PharmTech: Can a CDMO help a sponsor company determine which medical needs might warrant the development of an orphan drug?
Mollan: For the most part, CDMOs do not determine which diseases to target, but can help refine the target product profile and ensure that the final product meets the needs of the target patient population. Developing a formulation and process that can accommodate a very wide range of potential drug loading is a key decision that can significantly de-risk changes in drug loading requirements as more information becomes known.

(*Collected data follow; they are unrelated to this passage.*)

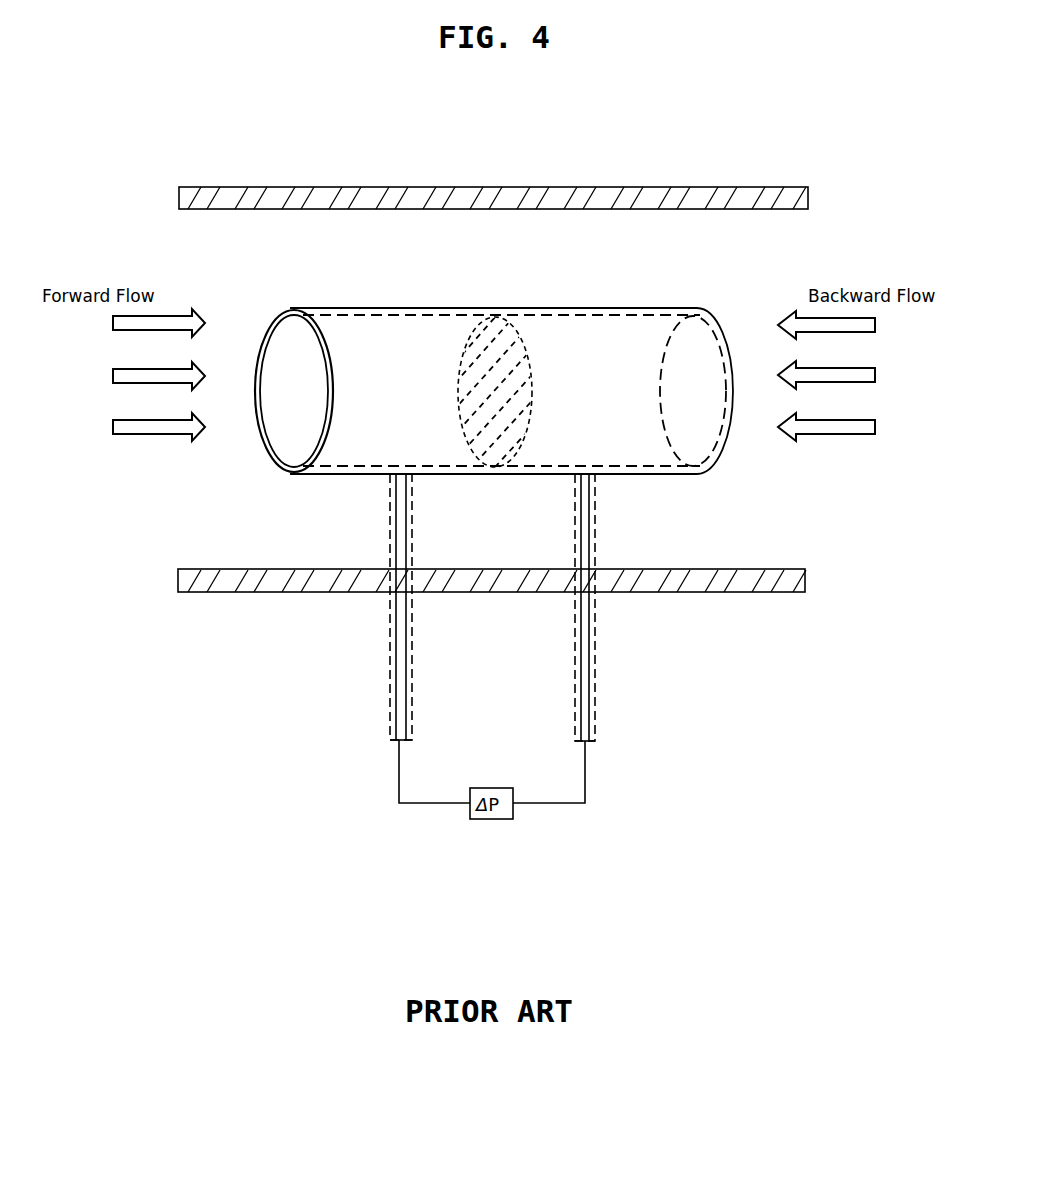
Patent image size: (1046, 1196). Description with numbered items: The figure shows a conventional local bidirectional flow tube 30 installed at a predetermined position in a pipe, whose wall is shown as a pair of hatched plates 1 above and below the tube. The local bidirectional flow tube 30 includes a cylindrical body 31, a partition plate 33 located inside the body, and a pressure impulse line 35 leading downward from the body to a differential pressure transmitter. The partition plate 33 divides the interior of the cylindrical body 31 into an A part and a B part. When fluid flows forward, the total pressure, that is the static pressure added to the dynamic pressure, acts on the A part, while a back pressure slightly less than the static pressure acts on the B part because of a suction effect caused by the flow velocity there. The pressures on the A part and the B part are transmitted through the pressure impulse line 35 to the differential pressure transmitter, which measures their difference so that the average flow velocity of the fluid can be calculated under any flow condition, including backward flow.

The duct wall 1 is at (743, 585).
The local bidirectional flow tube 30 is at (730, 458).
The cylindrical body 31 is at (275, 316).
The partition plate 33 is at (492, 347).
The pressure impulse line 35 is at (388, 647).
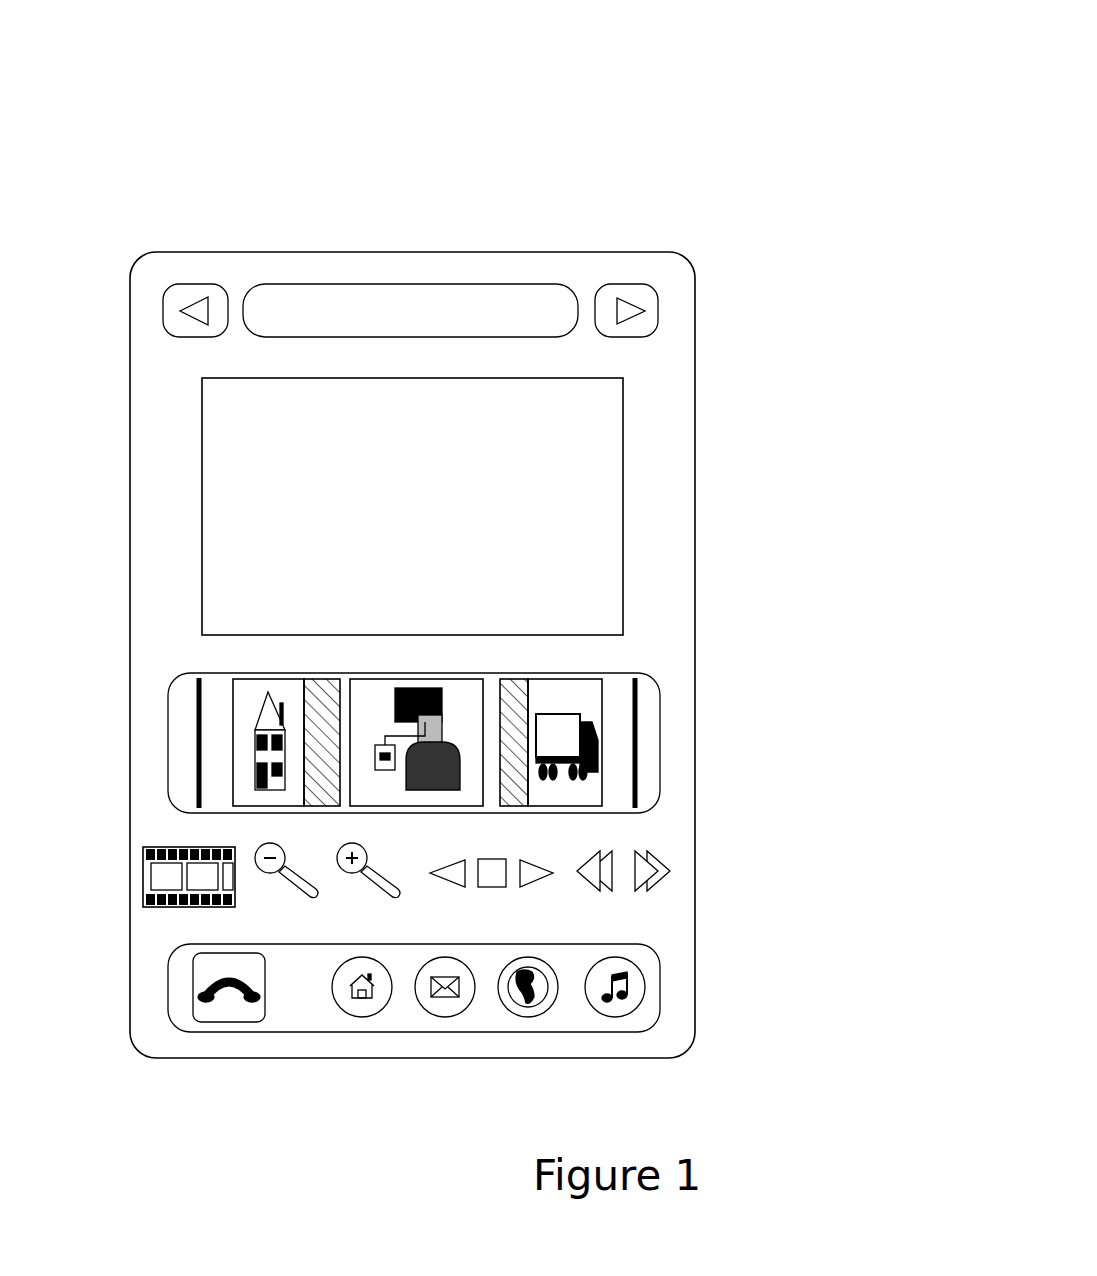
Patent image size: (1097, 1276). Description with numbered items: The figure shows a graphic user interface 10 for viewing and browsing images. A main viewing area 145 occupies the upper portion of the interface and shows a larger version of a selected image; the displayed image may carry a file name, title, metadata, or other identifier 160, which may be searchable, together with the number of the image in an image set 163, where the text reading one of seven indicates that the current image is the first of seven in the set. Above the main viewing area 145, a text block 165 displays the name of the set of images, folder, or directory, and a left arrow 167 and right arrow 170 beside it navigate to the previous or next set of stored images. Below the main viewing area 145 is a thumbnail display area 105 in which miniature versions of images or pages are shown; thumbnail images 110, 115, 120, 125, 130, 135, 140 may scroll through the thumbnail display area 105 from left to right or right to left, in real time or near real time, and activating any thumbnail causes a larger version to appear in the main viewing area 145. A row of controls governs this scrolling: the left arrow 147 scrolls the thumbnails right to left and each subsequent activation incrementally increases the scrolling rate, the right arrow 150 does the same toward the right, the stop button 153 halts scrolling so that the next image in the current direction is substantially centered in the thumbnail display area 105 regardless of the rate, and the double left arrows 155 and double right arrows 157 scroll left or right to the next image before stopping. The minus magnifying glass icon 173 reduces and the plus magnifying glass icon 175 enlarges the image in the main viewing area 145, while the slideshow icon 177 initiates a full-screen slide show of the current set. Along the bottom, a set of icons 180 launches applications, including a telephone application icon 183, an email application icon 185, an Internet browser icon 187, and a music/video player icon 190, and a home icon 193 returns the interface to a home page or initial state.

Many factors drive the development of the target product profile, and these include the physicochemical and pharmacokinetic properties of the API, patient considerations such as age and co-morbidities, and manufacturability of the drug product used in the treatment.
Supplement: Bio/Pharma Outsourcing Innovation 2022
When referring to this article, please cite it as S. Haigney, “Fostering Orphan Drugs,” Bio/Pharma Outsourcing Innovation 2022, Supplement to Pharmaceutical Technology (February 2022).